Tuesday, 14 August 2012

Another Instalment


...of you know you're in strange economic times when...

It pays more to turn in a bank robber than to rob a bank

"Bank Heists Rise in Houston, But Crime Not Paying Well" (LoanSafe)

When ex-convict Henry Bata passed a note demanding money from a Houston bank teller, he threatened the woman, claimed to be part of a violent bank-robbing gang and walked away with close to $5,000.

Bata, a 42-year-old Conroe resident, pleaded guilty to the robbery and is now headed to prison for a 30-year sentence – which means he’ll spend one year behind bars for each $166 chunk of cash he nabbed.

Not only are Houston bank robberies taking place at a faster pace than last year and on track to surpass the record of 171 holdups in 2010, but culprits are getting hard prison time, sometimes for stealing even less than Bata, said the FBI.

“More often than not, they are walking away with considerably less than what Crime Stoppers offers,” in their standard $5,000 reward, noted FBI Special Agent Shauna Dunlap. “So it pays more to turn in a bank robber than robbing a bank, and we’re seeing that a lot.”

Eating in is the new dining out

"Economy Drives Diners to Their Grocery Stores" (UTSanDiego.com)

People are eating out less, buying more prepared food

With recession-squeezed consumers eating out less, grocery stores are seeing a sales boost from an expanding menu of prepared meals.

For years, traditional grocery stores have lost ground to restaurants and takeout, as busy people looked for a quick-fix dinner or lunch option.

Now those people want bargains as much as convenience. As they seek to stretch their food dollars, they are finding that many supermarkets have been improving their ready-to-go offerings.

The result is that some stores have seen 7 percent to 10 percent growth in sales of prepared items, said Wade Hanson of Technomic, a Chicago-based food and restaurant industry consulting firm.

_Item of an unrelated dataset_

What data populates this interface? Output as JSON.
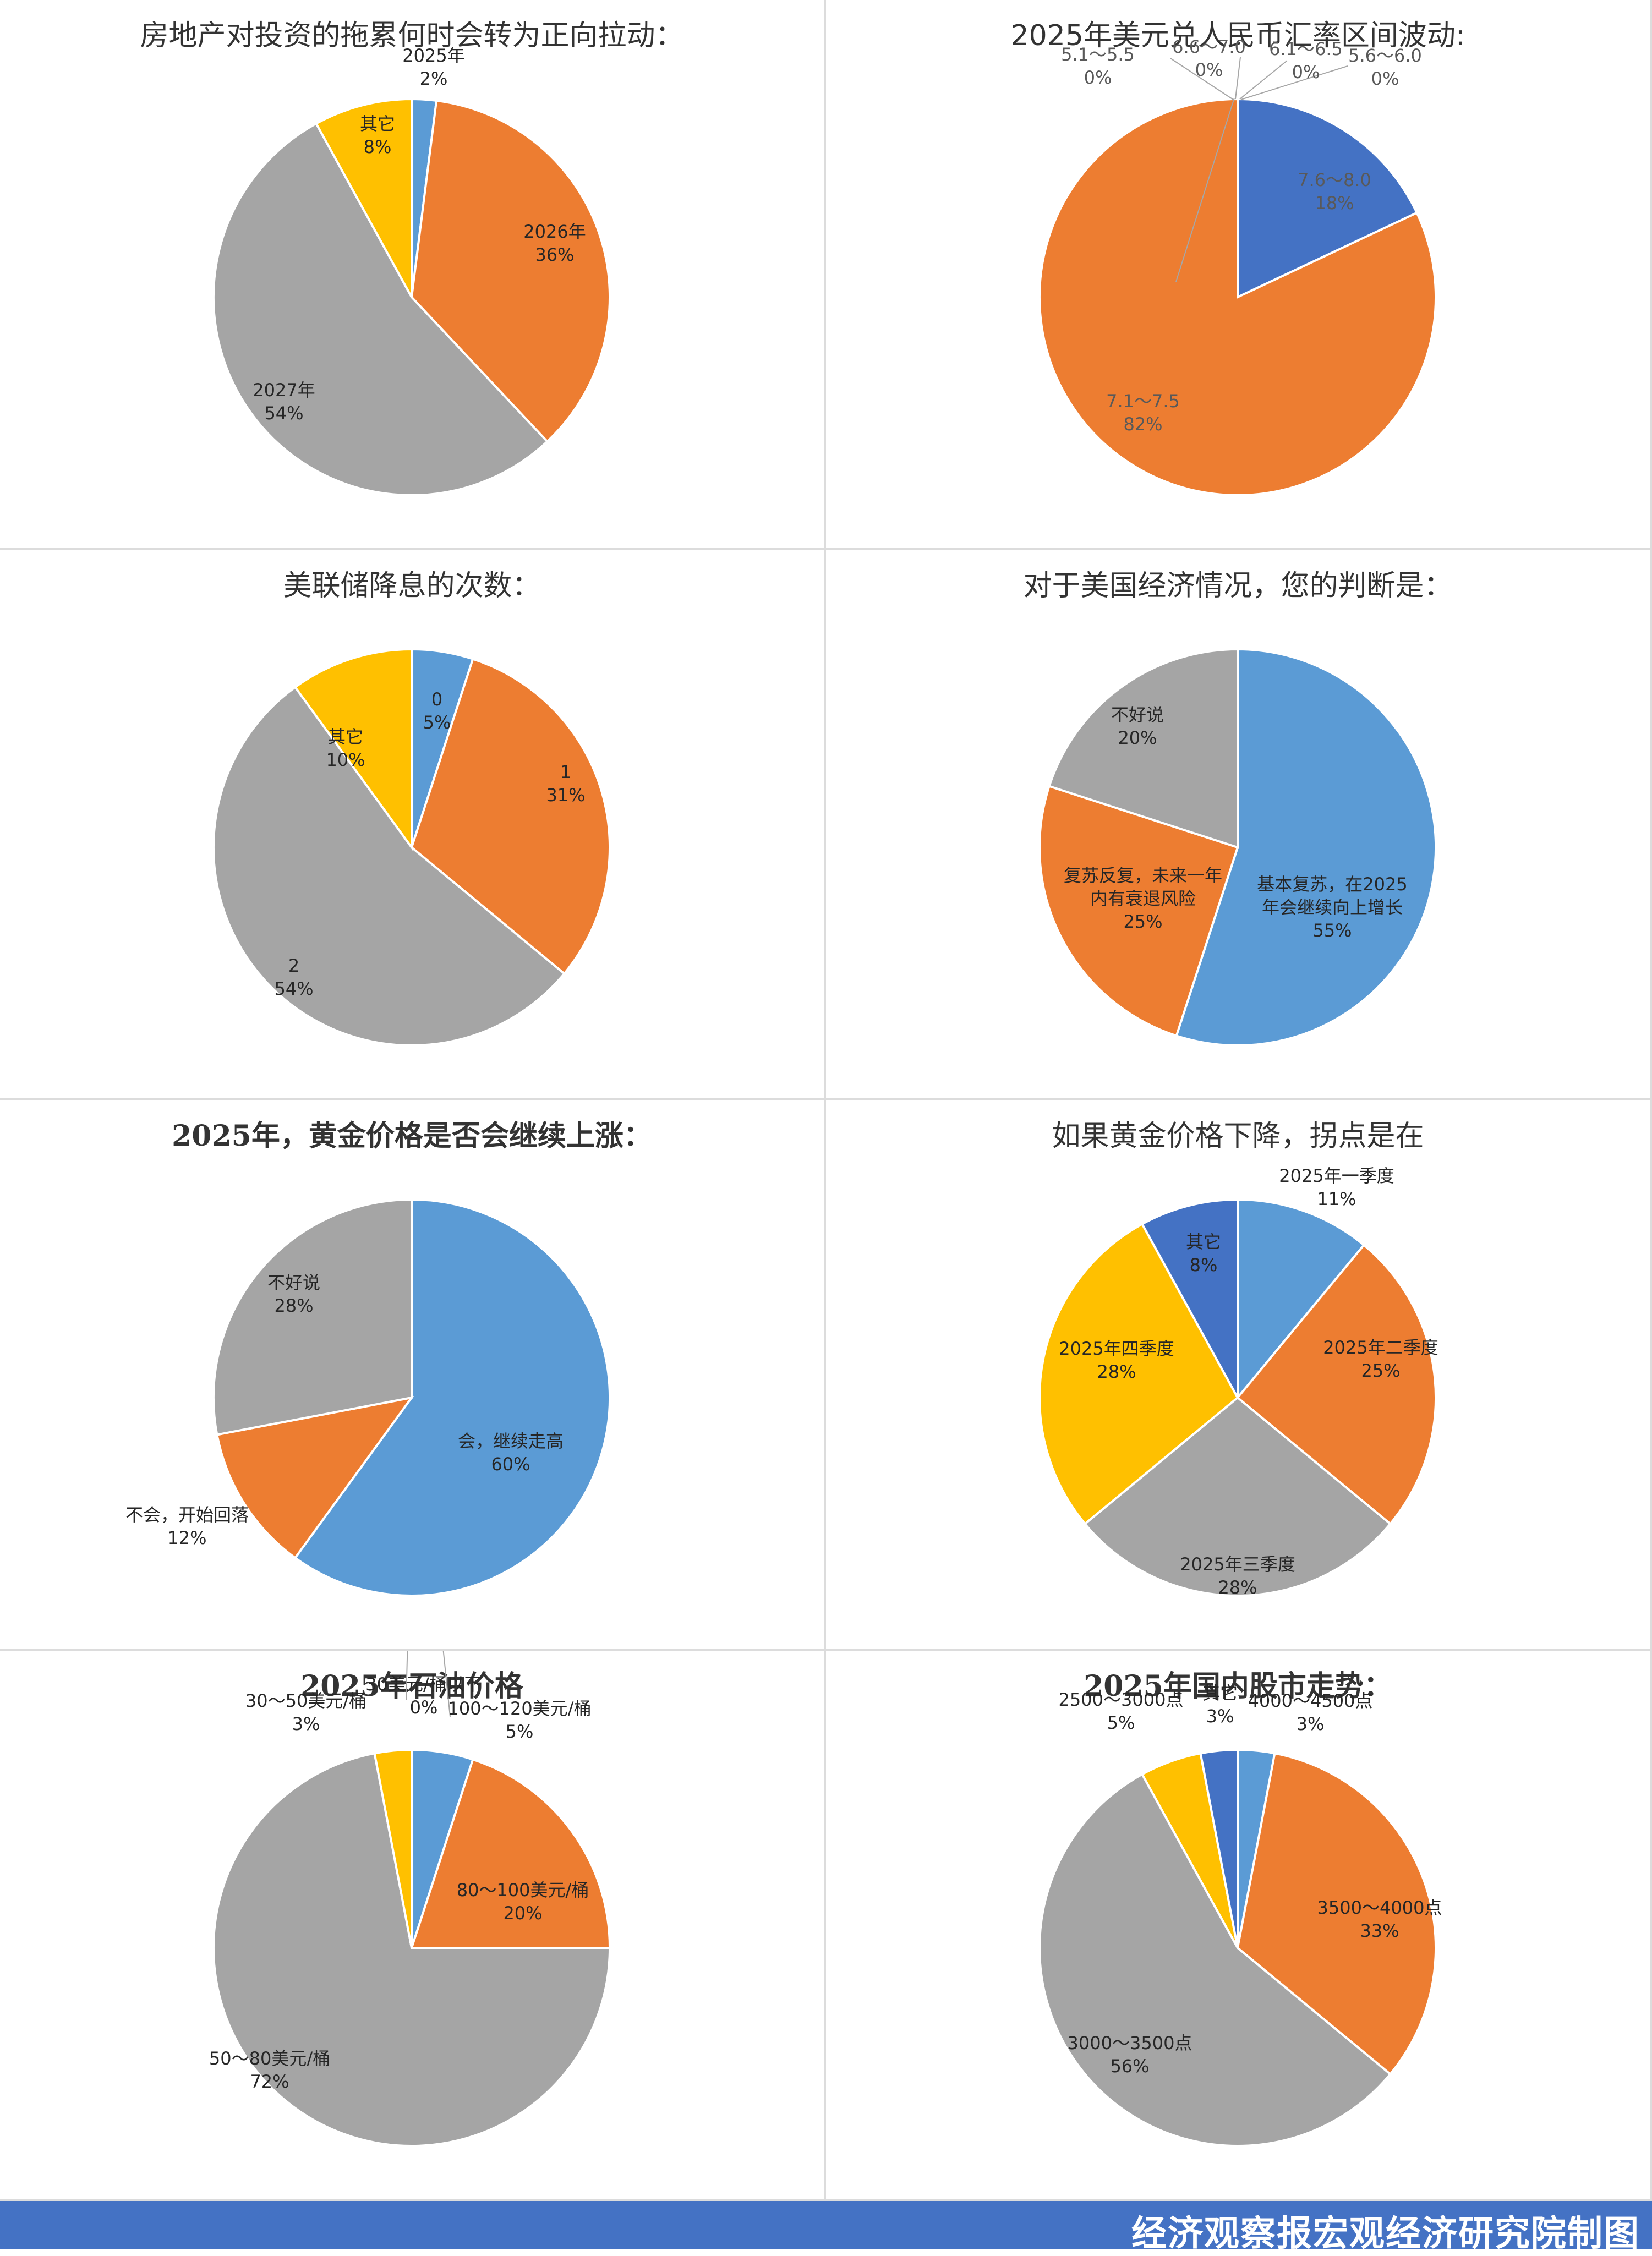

Jobseekers are being blamed for high unemployment

"Are the Unemployed Looking For Work in All the Wrong Places?" (Washington Post)

Here’s one explanation for our stubbornly high unemployment rate: A construction worker gets laid off and spends months looking for more construction work, rather than readjust his expectations and acquire new skills to find work in, say, the health-care industry, which has experienced steady growth throughout the recession. It’s what economists describe as as a “mismatch” between job openings and those seeking unemployment, and some argue that it’s responsible for why so many are unemployed. If those seeking work realigned their expectations, got more training, or were simply willing and able to move to a different state for work, then we could bring down unemployment to more reasonable levels. Indeed, a lot of recent hiring has been across sectors.

Central bankers are becoming armchair psychologists

"Are You Happy? Ben Bernanke Wants to Know" (ABC News)

Ben Bernanke wants to know if you are happy.

The Federal Reserve chairman said Monday that gauging happiness can be as important for measuring economic progress as determining whether inflation is low or unemployment high. Economics isn't just about money and material benefits, Bernanke said. It is also about understanding and promoting "the enhancement of well-being."

Some scams are legal

"Pimco's Bill Gross Says Stocks Were A Ponzi Scheme For The Last Hundred Years" (Forbes)

Anyone with an investment portfolio is probably familiar with the well-worn phrase “past performance is no guarantee of future results.” Bill Gross goes a step further in his August Investment Outlook, writing that not only should we not expect big returns from equities any time soon, maybe we should never expect them again.

“The cult of equity is dying,” the founder and co-CIO of Pimco begins his monthly commentary, which goes on to call the 6.6% historical real return from stocks that many investors have taken for granted a “Ponzi scheme.” (Gross has a penchant for the term, previously slapping the Ponzi moniker on Fed policies like QE2.)

The argument goes something like this: $1 invested in the S&P 500 in 1912 turned into more than $500 adjusted for inflation by 2012, but that 6.6% rate of return came with real GDP only running at a 3.5% clip annually. Gross says that “somehow stockholders must be skimming 3% off the top each and every year,” and that those profits must have come at the expense of lenders, laborers and the government.